In Bangladesh, Religious Extremists Stalk 'Free Thinkers'
2015.08.07
Updated at 6 p.m. ET on 2015-08-28
The five men died for speaking out against a wave of fundamentalist religious sentiment sweeping across their country, whose constitution embraces secularism as one of its “high ideals.”
Bloggers Niladri Chottopaddhya, Ananta Bijoy Das, Washiqur Rahman, Avijit Roy and Ahmed Rajib Haider were killed by suspected Islamists in the same manner: they were hacked to death with machetes.
Four were killed in 2015. But the spate of murders targeting “free thinkers” – as secularists and atheists are known in Bangladesh – began in February 2013, with Haider’s killing.
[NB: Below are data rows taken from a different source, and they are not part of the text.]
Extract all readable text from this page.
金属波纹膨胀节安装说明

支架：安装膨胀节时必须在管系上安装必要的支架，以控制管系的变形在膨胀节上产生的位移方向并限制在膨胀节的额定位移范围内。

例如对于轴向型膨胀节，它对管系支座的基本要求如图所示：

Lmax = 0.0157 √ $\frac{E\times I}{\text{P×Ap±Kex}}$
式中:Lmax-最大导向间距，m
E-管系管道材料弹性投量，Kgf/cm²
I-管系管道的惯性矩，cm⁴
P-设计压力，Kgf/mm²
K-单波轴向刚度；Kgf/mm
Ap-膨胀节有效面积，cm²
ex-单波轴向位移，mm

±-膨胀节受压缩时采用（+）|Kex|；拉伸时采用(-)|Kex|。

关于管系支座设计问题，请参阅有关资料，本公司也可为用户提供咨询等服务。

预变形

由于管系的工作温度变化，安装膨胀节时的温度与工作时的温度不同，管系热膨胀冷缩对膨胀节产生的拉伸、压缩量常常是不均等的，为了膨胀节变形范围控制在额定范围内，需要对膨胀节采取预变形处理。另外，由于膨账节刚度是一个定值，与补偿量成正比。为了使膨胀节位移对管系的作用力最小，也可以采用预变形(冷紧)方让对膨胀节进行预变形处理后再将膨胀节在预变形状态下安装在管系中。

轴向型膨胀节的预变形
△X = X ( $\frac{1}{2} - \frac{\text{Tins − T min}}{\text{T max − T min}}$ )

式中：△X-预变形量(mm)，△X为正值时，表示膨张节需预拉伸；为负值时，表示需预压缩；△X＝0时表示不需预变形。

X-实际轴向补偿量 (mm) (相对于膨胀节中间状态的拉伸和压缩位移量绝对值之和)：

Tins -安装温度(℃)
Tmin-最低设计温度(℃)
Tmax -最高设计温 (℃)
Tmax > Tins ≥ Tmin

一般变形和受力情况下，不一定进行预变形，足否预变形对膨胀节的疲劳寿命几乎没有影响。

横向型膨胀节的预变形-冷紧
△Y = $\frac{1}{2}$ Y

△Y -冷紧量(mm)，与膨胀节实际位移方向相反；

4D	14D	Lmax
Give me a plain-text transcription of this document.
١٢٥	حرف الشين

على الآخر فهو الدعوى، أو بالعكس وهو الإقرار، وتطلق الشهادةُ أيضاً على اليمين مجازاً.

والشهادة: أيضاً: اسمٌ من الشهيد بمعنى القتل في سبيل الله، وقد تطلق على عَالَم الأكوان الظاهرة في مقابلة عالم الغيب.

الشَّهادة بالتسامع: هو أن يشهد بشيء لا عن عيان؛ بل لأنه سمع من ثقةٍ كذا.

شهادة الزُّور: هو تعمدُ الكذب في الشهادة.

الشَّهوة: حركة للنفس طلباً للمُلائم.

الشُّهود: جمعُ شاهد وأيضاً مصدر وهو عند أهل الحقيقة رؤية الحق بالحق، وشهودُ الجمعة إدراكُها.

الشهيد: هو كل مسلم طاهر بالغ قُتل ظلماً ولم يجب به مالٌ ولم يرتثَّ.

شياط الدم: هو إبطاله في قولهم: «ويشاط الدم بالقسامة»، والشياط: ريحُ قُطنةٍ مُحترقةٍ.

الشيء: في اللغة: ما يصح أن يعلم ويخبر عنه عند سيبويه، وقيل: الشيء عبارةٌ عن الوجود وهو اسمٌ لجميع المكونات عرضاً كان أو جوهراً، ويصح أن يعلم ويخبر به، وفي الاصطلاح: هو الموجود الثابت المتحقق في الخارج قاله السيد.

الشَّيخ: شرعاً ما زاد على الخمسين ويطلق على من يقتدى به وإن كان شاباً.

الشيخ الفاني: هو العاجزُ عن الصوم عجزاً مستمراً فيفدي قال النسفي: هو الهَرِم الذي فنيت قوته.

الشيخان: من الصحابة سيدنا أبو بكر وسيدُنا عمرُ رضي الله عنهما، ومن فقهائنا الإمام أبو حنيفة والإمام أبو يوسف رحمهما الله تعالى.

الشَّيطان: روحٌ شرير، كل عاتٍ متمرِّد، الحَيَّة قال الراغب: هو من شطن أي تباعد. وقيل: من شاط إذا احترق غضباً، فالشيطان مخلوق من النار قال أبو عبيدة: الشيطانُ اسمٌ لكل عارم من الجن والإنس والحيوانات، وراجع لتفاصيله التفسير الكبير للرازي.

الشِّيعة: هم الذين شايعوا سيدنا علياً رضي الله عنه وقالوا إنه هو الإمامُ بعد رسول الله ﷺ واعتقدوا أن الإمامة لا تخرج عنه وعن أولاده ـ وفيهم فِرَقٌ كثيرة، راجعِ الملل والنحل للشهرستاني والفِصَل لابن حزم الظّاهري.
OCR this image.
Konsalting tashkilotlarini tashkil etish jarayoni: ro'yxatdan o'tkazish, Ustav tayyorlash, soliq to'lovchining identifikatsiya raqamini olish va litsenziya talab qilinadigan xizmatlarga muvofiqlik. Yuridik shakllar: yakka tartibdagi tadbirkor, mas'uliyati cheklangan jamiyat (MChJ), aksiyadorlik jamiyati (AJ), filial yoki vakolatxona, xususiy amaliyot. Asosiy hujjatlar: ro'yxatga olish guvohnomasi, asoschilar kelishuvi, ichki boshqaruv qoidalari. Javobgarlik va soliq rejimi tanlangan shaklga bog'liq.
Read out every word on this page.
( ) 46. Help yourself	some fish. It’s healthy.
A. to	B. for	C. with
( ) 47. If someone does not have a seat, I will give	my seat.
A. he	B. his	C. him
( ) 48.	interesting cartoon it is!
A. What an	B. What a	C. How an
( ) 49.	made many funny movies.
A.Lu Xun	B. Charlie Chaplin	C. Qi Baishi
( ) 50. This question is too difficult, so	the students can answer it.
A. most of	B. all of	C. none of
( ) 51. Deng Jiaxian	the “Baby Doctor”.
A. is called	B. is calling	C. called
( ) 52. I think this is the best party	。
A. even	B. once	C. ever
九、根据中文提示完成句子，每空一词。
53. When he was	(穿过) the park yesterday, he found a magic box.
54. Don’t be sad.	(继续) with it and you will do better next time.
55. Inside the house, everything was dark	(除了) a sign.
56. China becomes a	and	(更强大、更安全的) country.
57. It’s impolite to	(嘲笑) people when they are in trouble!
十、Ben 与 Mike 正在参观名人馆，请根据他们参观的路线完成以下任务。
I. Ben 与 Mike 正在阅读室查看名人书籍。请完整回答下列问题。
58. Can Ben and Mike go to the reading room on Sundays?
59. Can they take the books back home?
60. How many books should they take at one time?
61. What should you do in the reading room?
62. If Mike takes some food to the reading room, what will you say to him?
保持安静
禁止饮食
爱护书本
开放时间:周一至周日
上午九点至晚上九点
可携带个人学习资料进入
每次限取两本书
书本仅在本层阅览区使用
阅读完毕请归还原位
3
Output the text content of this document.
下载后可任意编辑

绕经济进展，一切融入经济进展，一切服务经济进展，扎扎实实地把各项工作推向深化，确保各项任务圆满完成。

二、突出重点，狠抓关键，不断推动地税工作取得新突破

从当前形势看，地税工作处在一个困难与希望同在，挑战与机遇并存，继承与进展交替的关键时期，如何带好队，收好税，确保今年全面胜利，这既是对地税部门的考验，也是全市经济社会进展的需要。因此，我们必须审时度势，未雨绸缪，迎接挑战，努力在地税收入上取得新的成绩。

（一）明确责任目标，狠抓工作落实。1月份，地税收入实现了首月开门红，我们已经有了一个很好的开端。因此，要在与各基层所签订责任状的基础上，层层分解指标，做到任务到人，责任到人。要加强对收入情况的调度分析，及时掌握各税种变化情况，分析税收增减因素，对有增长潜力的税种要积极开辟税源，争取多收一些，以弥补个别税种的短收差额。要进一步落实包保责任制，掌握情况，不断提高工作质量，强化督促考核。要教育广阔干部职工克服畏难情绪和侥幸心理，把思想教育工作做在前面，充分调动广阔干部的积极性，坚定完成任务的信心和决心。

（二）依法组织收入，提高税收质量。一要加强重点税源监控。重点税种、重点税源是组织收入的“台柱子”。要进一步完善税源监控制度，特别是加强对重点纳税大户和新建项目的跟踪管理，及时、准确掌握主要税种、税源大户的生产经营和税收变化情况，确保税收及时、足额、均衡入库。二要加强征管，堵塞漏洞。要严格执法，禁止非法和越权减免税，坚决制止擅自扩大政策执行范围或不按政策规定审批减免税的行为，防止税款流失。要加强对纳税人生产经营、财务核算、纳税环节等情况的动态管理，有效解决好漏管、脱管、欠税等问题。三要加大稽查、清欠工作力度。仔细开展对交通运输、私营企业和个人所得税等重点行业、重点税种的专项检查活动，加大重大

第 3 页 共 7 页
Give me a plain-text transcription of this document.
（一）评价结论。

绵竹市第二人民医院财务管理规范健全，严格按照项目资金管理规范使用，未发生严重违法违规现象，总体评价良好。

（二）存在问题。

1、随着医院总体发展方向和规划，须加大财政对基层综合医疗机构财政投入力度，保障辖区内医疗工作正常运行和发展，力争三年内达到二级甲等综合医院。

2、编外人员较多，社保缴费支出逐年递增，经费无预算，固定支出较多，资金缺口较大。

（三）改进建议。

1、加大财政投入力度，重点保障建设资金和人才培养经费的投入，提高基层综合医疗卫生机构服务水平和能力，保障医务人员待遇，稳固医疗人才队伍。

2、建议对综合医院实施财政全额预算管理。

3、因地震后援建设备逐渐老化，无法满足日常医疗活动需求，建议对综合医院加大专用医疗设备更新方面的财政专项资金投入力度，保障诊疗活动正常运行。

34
He died after playing an active role in public demonstrations at Dhaka’s Shahbag Square against accused war criminals from Bangladesh’s 1971 war of independence.
Four of the five killings were carried out in public. But the Aug. 7 killing of Chottopaddhya, who went by the pen name Niloy Neel, was different. His killers burst into his apartment home in a Dhaka suburb, where they went after him with the long knives as they confined his wife in another room.
Al-Qaeda in the Indian Subcontinent (AQIS), the South Asian branch of al-Qaeda, claimed responsibility for three of the murders.
“If your ‘Freedom of Speech’ maintains no limits, then widen your chests for ‘Freedom of our Machetes’,” said a statement issued Friday by Ansar Al Islam, the Bangladesh branch of AQIS.
An earlier version of this story incorrectly identified Niladri Chottopaddhya as Niladri Chakrabarty.